Todd Greene, the CEO of PubNub, said that connected device makers need to think about ways to “future proof” their products: designing features that give them the flexibility to operate globall it easier to comply with shifting international data governance laws and to make it harder for cyber criminals or nation state actors to get access to the data. “I really think you need to get the data off the device and into the cloud,” he said.
Internet of Things products are always on, always connected and (often) exploitable, said Joshua Corman, the CTO of Sonatype and head of the group IamtheCavalry, said that more attention should be paid to the physical safety risks that remotely exploitable devices pose to public health and safety.
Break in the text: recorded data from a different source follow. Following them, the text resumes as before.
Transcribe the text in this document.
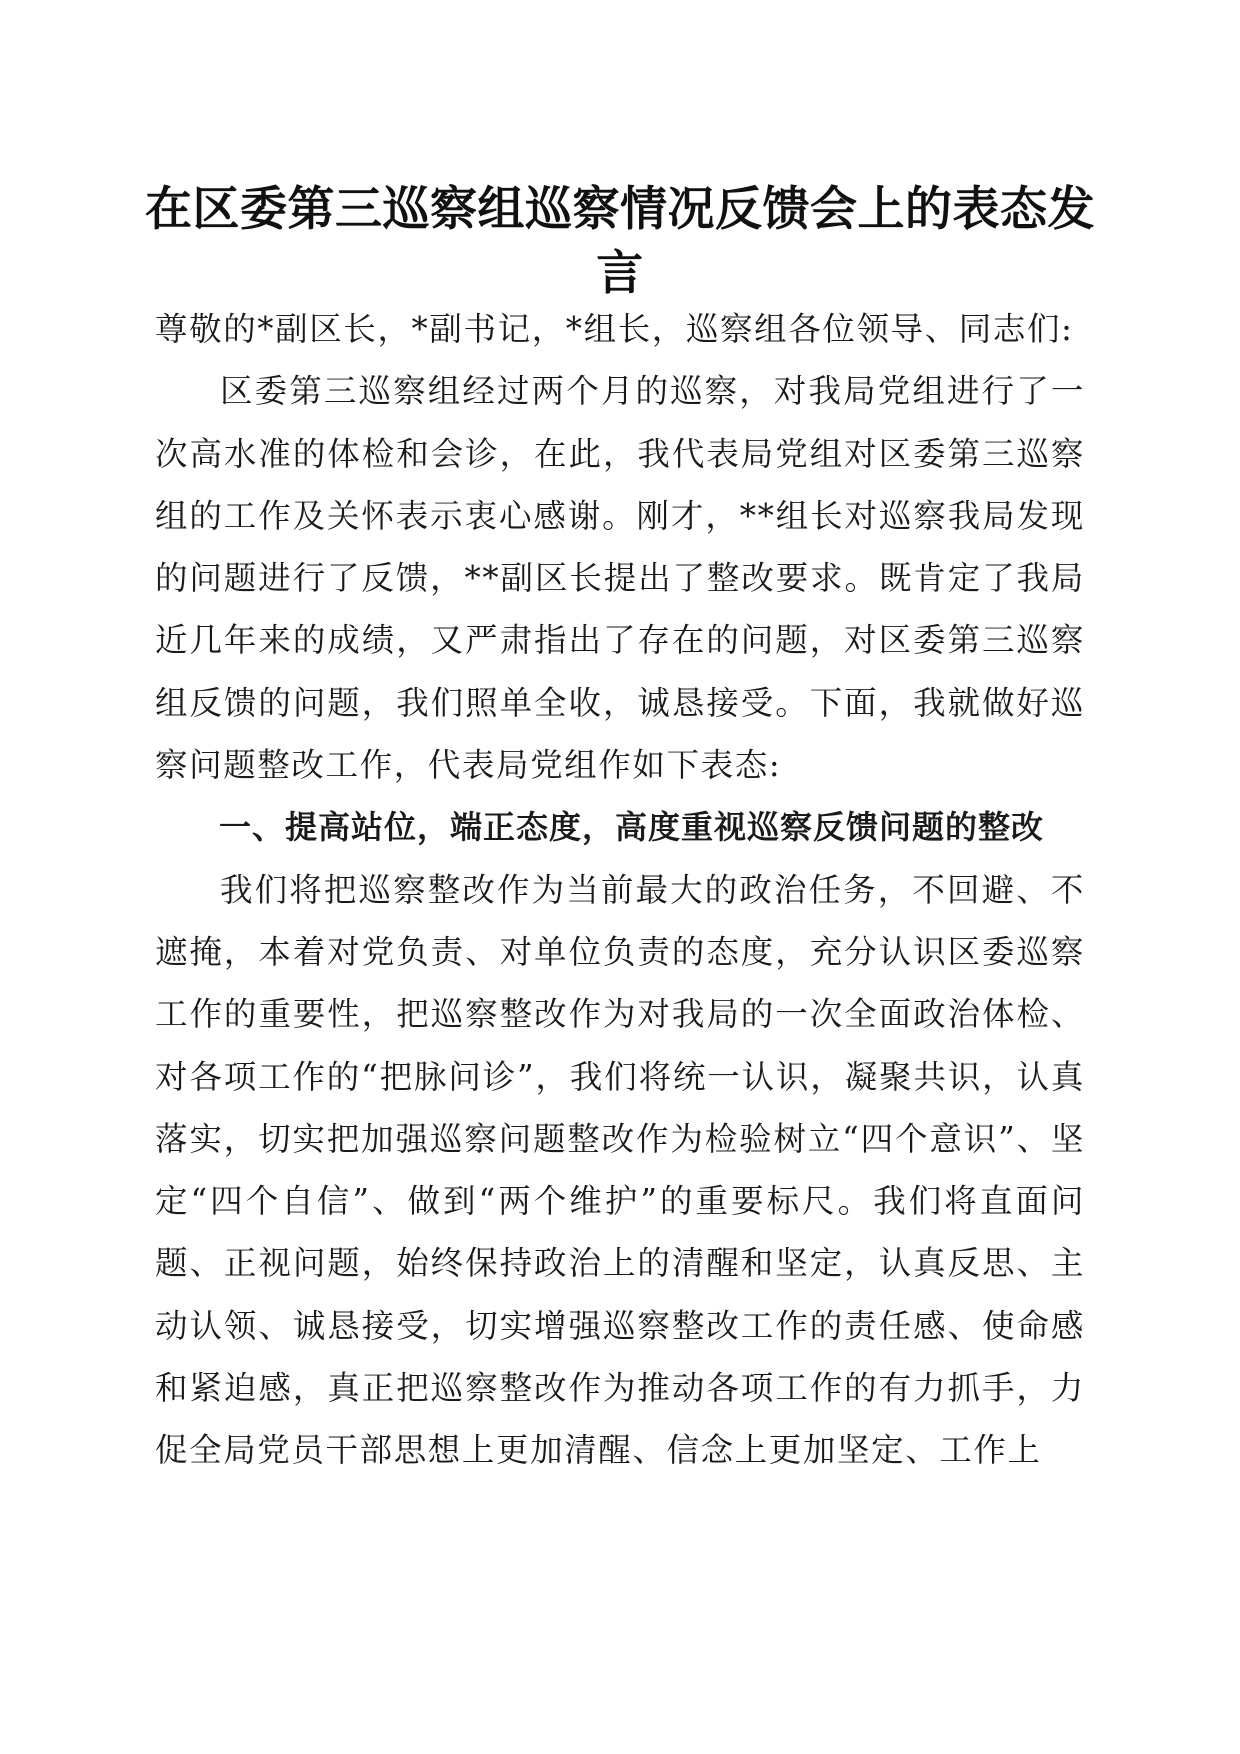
在区委第三巡察组巡察情况反馈会上的表态发言

尊敬的*副区长，*副书记，*组长，巡察组各位领导、同志们:

区委第三巡察组经过两个月的巡察，对我局党组进行了一次高水准的体检和会诊，在此，我代表局党组对区委第三巡察组的工作及关怀表示衷心感谢。刚才，**组长对巡察我局发现的问题进行了反馈，**副区长提出了整改要求。既肯定了我局近几年来的成绩，又严肃指出了存在的问题，对区委第三巡察组反馈的问题，我们照单全收，诚恳接受。下面，我就做好巡察问题整改工作，代表局党组作如下表态:

一、提高站位，端正态度，高度重视巡察反馈问题的整改

我们将把巡察整改作为当前最大的政治任务，不回避、不遮掩，本着对党负责、对单位负责的态度，充分认识区委巡察工作的重要性，把巡察整改作为对我局的一次全面政治体检、对各项工作的“把脉问诊”，我们将统一认识，凝聚共识，认真落实，切实把加强巡察问题整改作为检验树立“四个意识”、坚定“四个自信”、做到“两个维护”的重要标尺。我们将直面问题、正视问题，始终保持政治上的清醒和坚定，认真反思、主动认领、诚恳接受，切实增强巡察整改工作的责任感、使命感和紧迫感，真正把巡察整改作为推动各项工作的有力抓手，力促全局党员干部思想上更加清醒、信念上更加坚定、工作上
Corman and IamtheCavalry have advocated for more public attention to software security issues in connected vehicles, and lobbied Congress and automakers for standards that cover software security. Public safety needs to top any checklist for securing the Internet of Things. “I love my privacy, but I’d like to be alive to enjoy it,” Corman told an audience of technology experts at the event.
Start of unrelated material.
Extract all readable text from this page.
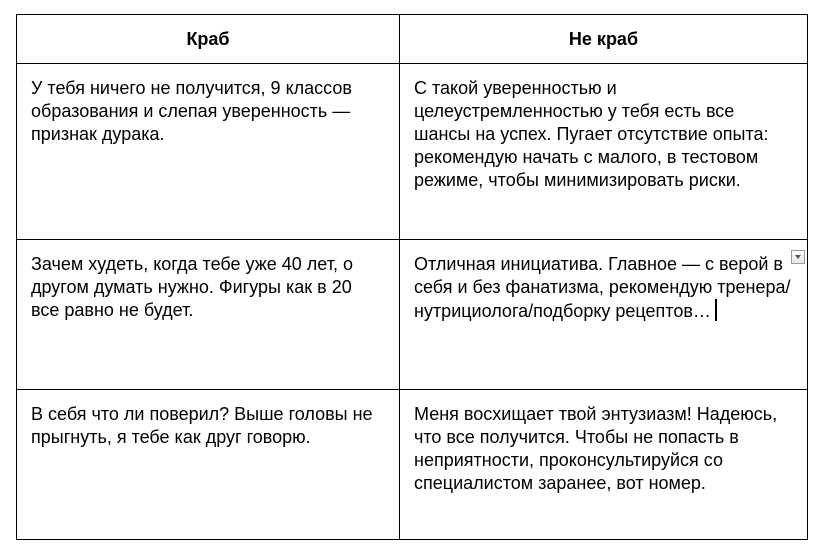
Краб	Не краб
У тебя ничего не получится, 9 классов образования и слепая уверенность — признак дурака.	С такой уверенностью и целеустремленностью у тебя есть все шансы на успех. Пугает отсутствие опыта: рекомендую начать с малого, в тестовом режиме, чтобы минимизировать риски.
Зачем худеть, когда тебе уже 40 лет, о другом думать нужно. Фигуры как в 20 все равно не будет.	Отличная инициатива. Главное — с верой в себя и без фанатизма, рекомендую тренера/нутрициолога/подборку рецептов…

В себя что ли поверил? Выше головы не прыгнуть, я тебе как друг говорю.	Меня восхищает твой энтузиазм! Надеюсь, что все получится. Чтобы не попасть в неприятности, проконсультируйся со специалистом заранее, вот номер.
Commercial firms see more, connected, sensor-rich devices – from delivery trucks to store shelves – as a way to improve business intelligence, productivity and competitiveness, said Ross Mason, the co-founder of the firm MuleSoft. A growing population of cloud-based platforms, APIs (application program interfaces) and other development tools help them create applications that manage and collect data from remotely deployed devices. “Security starts at the API layer,” said Mason, “but is that API security enough?”
Identity is another huge obstacle for companies that wish to play in the Internet of Things field, noted Justine Bone, the Chief Information Security Officer at the firm Hoyos Labs. “You’re talking about a population of billions of devices,” Bone observed. In the near future, provisioning and de-provisioning IoT devices will be a growing challenge (Greene talked about the chore of manually deleting all his personal data from his car prior to delivering it to its new owner).
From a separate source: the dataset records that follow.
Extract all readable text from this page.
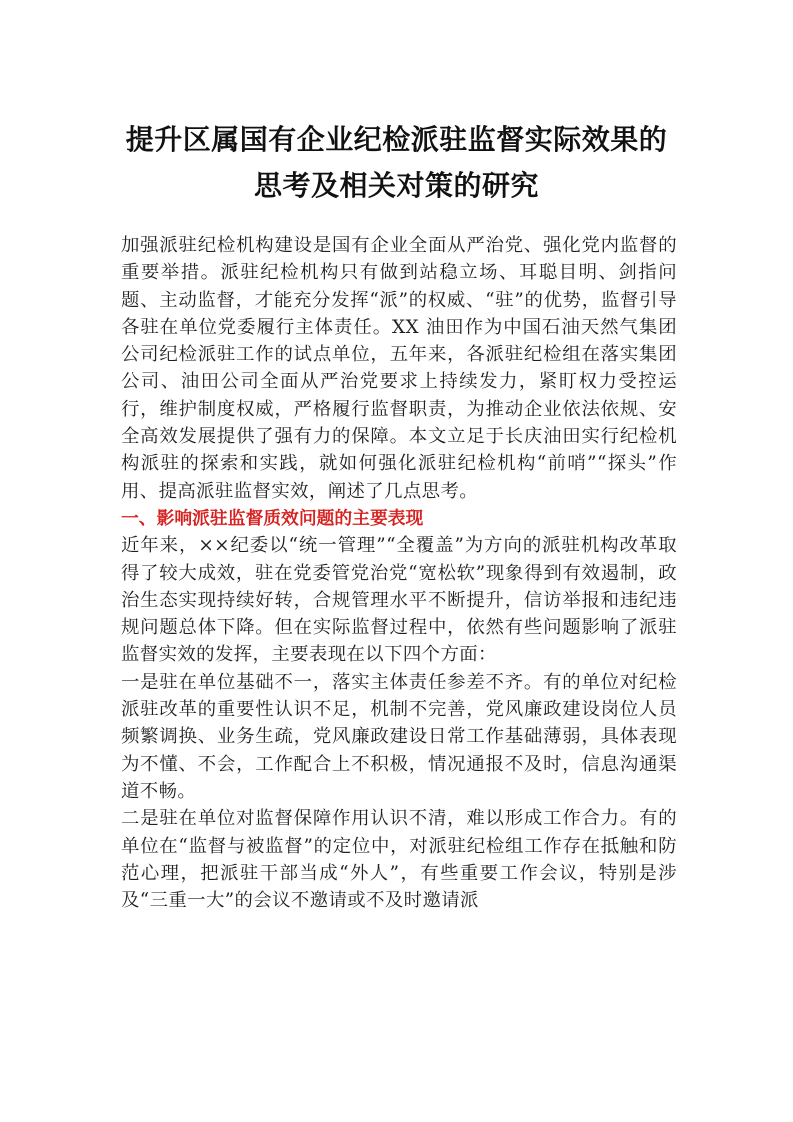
提升区属国有企业纪检派驻监督实际效果的
思考及相关对策的研究

加强派驻纪检机构建设是国有企业全面从严治党、强化党内监督的重要举措。派驻纪检机构只有做到站稳立场、耳聪目明、剑指问题、主动监督，才能充分发挥“派”的权威、“驻”的优势，监督引导各驻在单位党委履行主体责任。XX 油田作为中国石油天然气集团公司纪检派驻工作的试点单位，五年来，各派驻纪检组在落实集团公司、油田公司全面从严治党要求上持续发力，紧盯权力受控运行，维护制度权威，严格履行监督职责，为推动企业依法依规、安全高效发展提供了强有力的保障。本文立足于长庆油田实行纪检机构派驻的探索和实践，就如何强化派驻纪检机构“前哨”“探头”作用、提高派驻监督实效，阐述了几点思考。

一、影响派驻监督质效问题的主要表现

近年来，××纪委以“统一管理”“全覆盖”为方向的派驻机构改革取得了较大成效，驻在党委管党治党“宽松软”现象得到有效遏制，政治生态实现持续好转，合规管理水平不断提升，信访举报和违纪违规问题总体下降。但在实际监督过程中，依然有些问题影响了派驻监督实效的发挥，主要表现在以下四个方面：

一是驻在单位基础不一，落实主体责任参差不齐。有的单位对纪检派驻改革的重要性认识不足，机制不完善，党风廉政建设岗位人员频繁调换、业务生疏，党风廉政建设日常工作基础薄弱，具体表现为不懂、不会，工作配合上不积极，情况通报不及时，信息沟通渠道不畅。

二是驻在单位对监督保障作用认识不清，难以形成工作合力。有的单位在“监督与被监督”的定位中，对派驻纪检组工作存在抵触和防范心理，把派驻干部当成“外人”，有些重要工作会议，特别是涉及“三重一大”的会议不邀请或不及时邀请派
Beyond that, identifying the individual or individuals associated with specific devices or even pieces of infrastructure very challenging for companies, many of which already struggle to manage identities on a much smaller scale. Public key infrastructure (PKI) and much wider use of encryption will be needed to make sure that devices that are attempting to engage with other devices or infrastructure are sanctioned to do so, and that those controlling elements of the connected world are privileged to do so.
The consensus among security experts is that Internet of Things technologies are not yet posing acute security problem for most organizations. The Verizon Data Breach report concluded that IoT technologies are not an imminent risk for enterprise security.
Compared to bread and butter online threats like phishing e-mails, web application attacks and malicious software infections, threats from connected devices are an asterisk – almost entirely “proof of concept,” Verizon said in its annual threat report. “Despite the rhetoric in the news about Internet of Things (IoT) device security, no widely known IoT device breaches have hit the popular media,” the company said.